I am using an HD HomeRun Extend & the Plex DVR with pretty good results. I started out using the HD HomeRun’s built-in feature to transcode to h.264, but in practice, this is kind of a bust. The quality takes a pretty significant hit, I assume because it’s got to do it in realitime and it’s not an especially powerful GPU. And there’s not really a huge space savings either, it cuts the size down by only to about 65-75% of the original. If I do my own encoding to h.264 using Handbrake, it’s more like 20% of the original size with far better quality. (h.265 even better). So I’ve switched to just using native format, but this of course takes up way more space than such content should in this day and age.
So the question is, why can’t Plex do this for us automatically on a schedule? It’s already got an excellent infrastructure for transcoding content for streaming, etc.
What would be awesome is if I can record content in native MPEG2 format as it airs, and then just queue it all to be transcoded to some more efficient format (not in real time) using the same options we already have for transcoding content for streaming or downloading.
The goal here is saving space; I tend to be a hoarder and I will accumulate all kinds of stuff. I can just do it by hand using Handbrake once in a while, but this seems silly since Plex already has this capability built in with other features.
Plex does provide a Post Processing option to allow users to do whatever they would like with their recordings after the recording finishes. It before it is moved to the library. This would allow you to automate the conversion process. Handbrake does have a CLI tool that could be used to process your file using a preset you already have setup. I use mcebuddy since I am running on Windows. Mcebuddy removes commercials and converts the recording to a MP4 format for me. All of this is done within 3-11 minutes based on length of recording and resolution. If you are really wanting to conserve as much space as possible you should look at HEVC or h265 which will save you even more space than h264. Over my converted files by mcebuddy that are in h264 format I am seeing an additional 45-65% decrease in file size with h265. This would be contingent on your clients supporting h265.
@johnm_ColaSC said:
Plex does provide a Post Processing option…
Ah, I see that now. Would be better if it was not “before it was moved to the library” since that could take a long time, esp. if there was a queue, but I could live with that. It just seems like a no brainer to have something a little more user-friendly, since Plex has all this capability built in already. I’m all in with h.265 for my own media so I would definitely do that, I just figured since Plex only uses 264 for it’s own stuff that would be what we were looking at.
The only concern I have is that my Plex server already runs pretty much full time encoding crap in h.265 at high quality, it takes about 8 hours to encode a 2 hour movie.

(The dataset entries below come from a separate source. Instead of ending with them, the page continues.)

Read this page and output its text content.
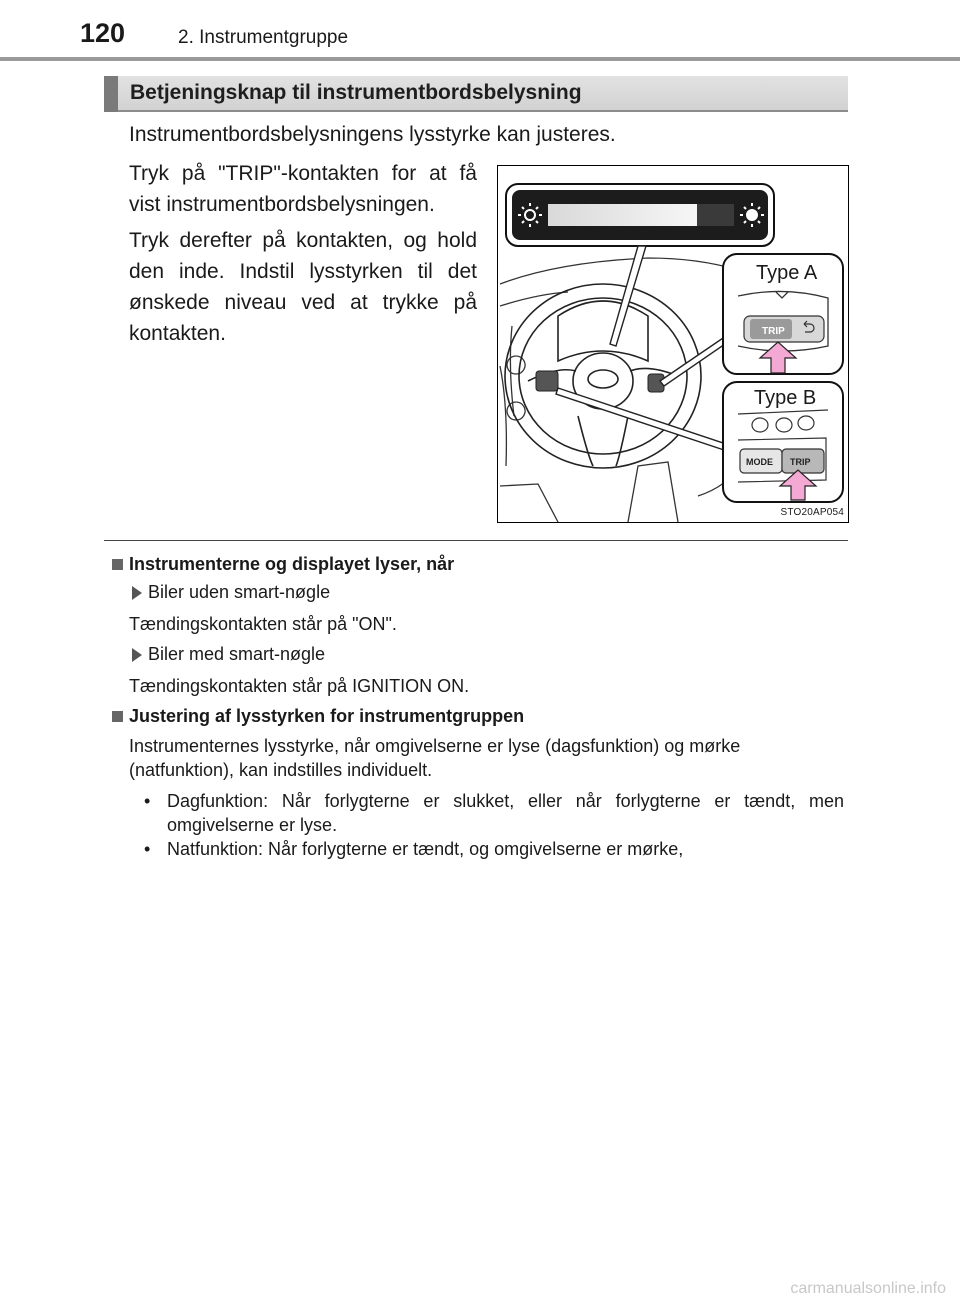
120	2. Instrumentgruppe
Betjeningsknap til instrumentbordsbelysning
Instrumentbordsbelysningens lysstyrke kan justeres.

Tryk på "TRIP"-kontakten for at få vist instrumentbordsbelysningen.

Tryk derefter på kontakten, og hold den inde. Indstil lysstyrken til det ønskede niveau ved at trykke på kontakten.	TRIP
MODE TRIP
Type A
Type B
STO20AP054
Instrumenterne og displayet lyser, når
Biler uden smart-nøgle
Tændingskontakten står på "ON".
Biler med smart-nøgle
Tændingskontakten står på IGNITION ON.
Justering af lysstyrken for instrumentgruppen

Instrumenternes lysstyrke, når omgivelserne er lyse (dagsfunktion) og mørke (natfunktion), kan indstilles individuelt.

• Dagfunktion: Når forlygterne er slukket, eller når forlygterne er tændt, men omgivelserne er lyse.
• Natfunktion: Når forlygterne er tændt, og omgivelserne er mørke,
carmanualsonline.info
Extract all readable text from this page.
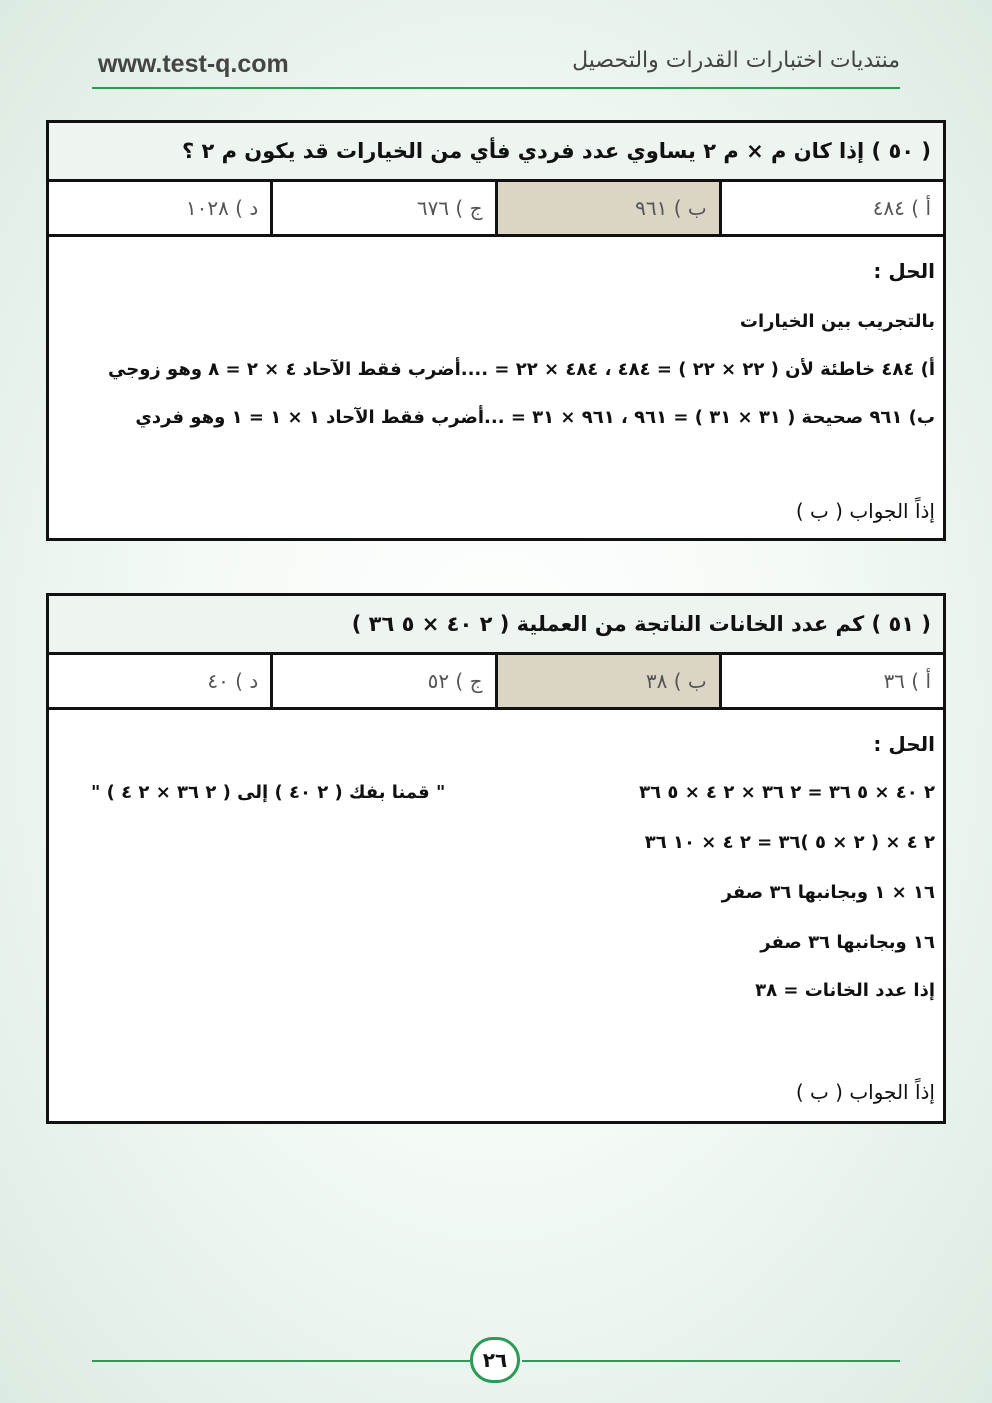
www.test-q.com	منتديات اختبارات القدرات والتحصيل
( ٥٠ ) إذا كان م × م ٢ يساوي عدد فردي فأي من الخيارات قد يكون م ٢ ؟
أ ) ٤٨٤
ب ) ٩٦١
ج ) ٦٧٦
د ) ١٠٢٨
الحل :
بالتجريب بين الخيارات
أ) ٤٨٤ خاطئة لأن ( ٢٢ × ٢٢ ) = ٤٨٤ ، ٤٨٤ × ٢٢ = ....أضرب فقط الآحاد ٤ × ٢ = ٨ وهو زوجي
ب) ٩٦١ صحيحة ( ٣١ × ٣١ ) = ٩٦١ ، ٩٦١ × ٣١ = ...أضرب فقط الآحاد ١ × ١ = ١ وهو فردي
إذاً الجواب ( ب )
( ٥١ ) كم عدد الخانات الناتجة من العملية ( ٢ ٤٠ × ٥ ٣٦ )
أ ) ٣٦
ب ) ٣٨
ج ) ٥٢
د ) ٤٠
الحل :
٢ ٤٠ × ٥ ٣٦ = ٢ ٣٦ × ٢ ٤ × ٥ ٣٦
" قمنا بفك ( ٢ ٤٠ ) إلى ( ٢ ٣٦ × ٢ ٤ ) "
٢ ٤ × ( ٢ × ٥ )٣٦ = ٢ ٤ × ١٠ ٣٦
١٦ × ١ وبجانبها ٣٦ صفر
١٦ وبجانبها ٣٦ صفر
إذا عدد الخانات = ٣٨
إذاً الجواب ( ب )
٢٦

If I stuck that into my DVR pipeline it would take forever for them to get added to my library, and recordings from TV I care about a lot more than all the other backround stuff.
An alternative might be to just set up an out-of-band batch job on another computer to watch the file system for new recordings and encode them with the same tooling you’re recommending…
Thanks for the suggestions, though, at least there are some good options. I haven’t heard of mcebuddy before either and looking forward to checking that out.
I am doing my h265 conversions outside of Plex Post Processing. My mcebuddy conversion which does comskip for commercial removal and ffmpeg for the mpegts to MP4 conversion like I said takes 3-11 minutes to process recordings and put them in my library.
I think the point was that comskip + remuxing to MP4 is done during Plex postprocessing, in 3-11 minutes, so that the recordings quickly end up in the library. Then the H.265 conversion is done later.